Serena serves up case for greatest woman in sports history
Serena Williams enters the US Open making a case for herself not only as the greatest women's tennis player in history, but possibly the greatest woman in sports history.
The 33-year-old star has sustained a level of excellence few can rival, from winning her first Grand Slam singles title as a teen prodigy at the 1999 US Open to collecting her 21st last month at Wimbledon, completing her second career ‘Serena Slam’ of holding all four major trophies at once.
Winning a record-tying fourth consecutive US Open women's title, a feat last achieved by Chris Evert in 1978, would give Williams something she has never achieved before -- a calendar year Grand Slam -- and link her with only a handful of the game's greatest legends, men or women.
But it's not something world number one Williams wants to contemplate just yet. It's like pondering a good book before the last chapter is written, especially as Williams is penning an epic tale that doesn't appear set to end anytime soon.
"I just want to play tennis," Williams said. "I don't necessarily want to hear about this history and that history, because I just want to be able to do the best that I can. I want to be able to win and I don't want any distractions. That's how I'm going to handle it."
When the year's final Grand Slam event starts Monday in New York, Williams will be a huge favorite. She has won Wimbledon, the US Open and the Australian Open six times each and collected three French Open crowns.
"I compete a lot against my standards," Williams said. "I have such high standards for myself and I expect the best from me and nothing less."
'Living the dream'
Matching her ‘Serena Slam’ run from the 2002 French Open through the 2003 Australian Open required Williams to endure numerous three-set fights on London grass, but she emerged triumphant.

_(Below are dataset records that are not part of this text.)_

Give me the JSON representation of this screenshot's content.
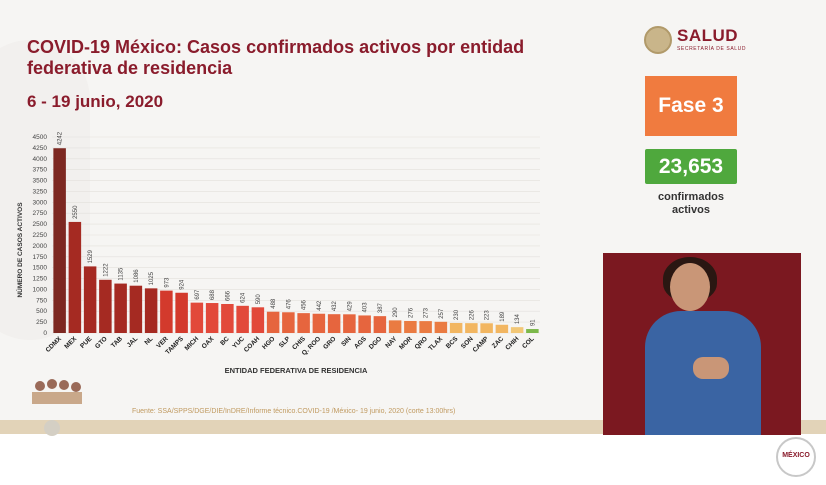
{
  "header": {
    "title": "COVID-19 México: Casos confirmados activos por entidad federativa de residencia",
    "subtitle": "6 - 19 junio, 2020"
  },
  "logo": {
    "name": "SALUD",
    "subtitle": "SECRETARÍA DE SALUD"
  },
  "fase": {
    "label": "Fase 3",
    "color": "#f07b3f"
  },
  "confirmados": {
    "value": "23,653",
    "label": "confirmados activos",
    "color": "#4fa83d"
  },
  "source": "Fuente: SSA/SPPS/DGE/DIE/InDRE/Informe técnico.COVID-19 /México- 19 junio, 2020 (corte 13:00hrs)",
  "badge": {
    "text": "MÉXICO"
  },
  "chart_data": {
    "type": "bar",
    "title": "",
    "xlabel": "ENTIDAD FEDERATIVA DE RESIDENCIA",
    "ylabel": "NÚMERO DE CASOS ACTIVOS",
    "ylim": [
      0,
      4500
    ],
    "yticks": [
      0,
      250,
      500,
      750,
      1000,
      1250,
      1500,
      1750,
      2000,
      2250,
      2500,
      2750,
      3000,
      3250,
      3500,
      3750,
      4000,
      4250,
      4500
    ],
    "ytick_labels": [
      "0",
      "250",
      "500",
      "750",
      "1000",
      "1250",
      "1500",
      "1750",
      "2000",
      "2250",
      "2500",
      "2750",
      "3000",
      "3250",
      "3500",
      "3750",
      "4000",
      "4250",
      "4500"
    ],
    "grid": true,
    "categories": [
      "CDMX",
      "MEX",
      "PUE",
      "GTO",
      "TAB",
      "JAL",
      "NL",
      "VER",
      "TAMPS",
      "MICH",
      "OAX",
      "BC",
      "YUC",
      "COAH",
      "HGO",
      "SLP",
      "CHIS",
      "Q. ROO",
      "GRO",
      "SIN",
      "AGS",
      "DGO",
      "NAY",
      "MOR",
      "QRO",
      "TLAX",
      "BCS",
      "SON",
      "CAMP",
      "ZAC",
      "CHIH",
      "COL"
    ],
    "values": [
      4242,
      2550,
      1529,
      1222,
      1135,
      1086,
      1025,
      973,
      924,
      697,
      688,
      666,
      624,
      590,
      488,
      476,
      456,
      442,
      432,
      429,
      403,
      387,
      290,
      276,
      273,
      257,
      230,
      226,
      223,
      189,
      134,
      91
    ],
    "data_labels": [
      "4242",
      "2550",
      "1529",
      "1222",
      "1135",
      "1086",
      "1025",
      "973",
      "924",
      "697",
      "688",
      "666",
      "624",
      "590",
      "488",
      "476",
      "456",
      "442",
      "432",
      "429",
      "403",
      "387",
      "290",
      "276",
      "273",
      "257",
      "230",
      "226",
      "223",
      "189",
      "134",
      "91"
    ],
    "colors": [
      "#7d2821",
      "#a52a22",
      "#a52a22",
      "#a52a22",
      "#a52a22",
      "#a52a22",
      "#a52a22",
      "#d33a2c",
      "#d33a2c",
      "#e2493a",
      "#e2493a",
      "#e2493a",
      "#e2493a",
      "#e2493a",
      "#e6653e",
      "#e6653e",
      "#e6653e",
      "#e6653e",
      "#e6653e",
      "#e6653e",
      "#e6653e",
      "#e6653e",
      "#ea7b42",
      "#ea7b42",
      "#ea7b42",
      "#ea7b42",
      "#f2b661",
      "#f2b661",
      "#f2b661",
      "#f2b661",
      "#f2c776",
      "#7cb84a"
    ]
  }
}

"To have all four at the same time, two times in one career, that totally means a lot," Williams said. "It was really important for me to do that."
Williams is only one shy of Steffi Graf's Open Era career record of 22 titles and the retired German legend tweeted that Williams' feat was "incredible" and an "amazing accomplishment."
"I see her post things about me and that's pretty awesome," Williams said. "I really am still like a kid when I see her or I see posts. I get super excited. I'm still living the dream."
'Don't feel my age'
At 33, Williams is the oldest women's world number one -- no man so old has won a Grand Slam title since 1972 -- and her best might be yet to come.
"I've definitely gotten a little better," Williams said. "I really don't feel my age. It's gratifying at whatever age you achieve it."
Williams is three Slam singles titles shy of matching Australian Margaret Court's all-time record and would join a rare calendar-year Slam list that includes Graf, Court, Maureen Connolly, Don Budge and Rod Laver by winning at Flushing Meadows.
"I feel OK about my game," Williams said. "I'm always looking to improve. I'm never comfortable. That's when I think you are susceptible to losing."
She became a US Open champion at age 17, only the second African-American woman after Althea Gibson to claim a Grand Slam title. Williams, coached by her father Richard, was toughened on the streets of Los Angeles and by practices with older sister Venus, a seven-time major champion.
Maturity brought a fashion design business and a foot in the entertainment realm as an actress, but her domination when focused on tennis has made Williams the likely target for a new generation of record chasers yet to come.
"I think it will be great," Williams said of such days. "I think it's amazing. I think I would be really supportive, like Steffi is of me. It's such a great feeling. I always want to see people do well and be successful. I think it will be really cool."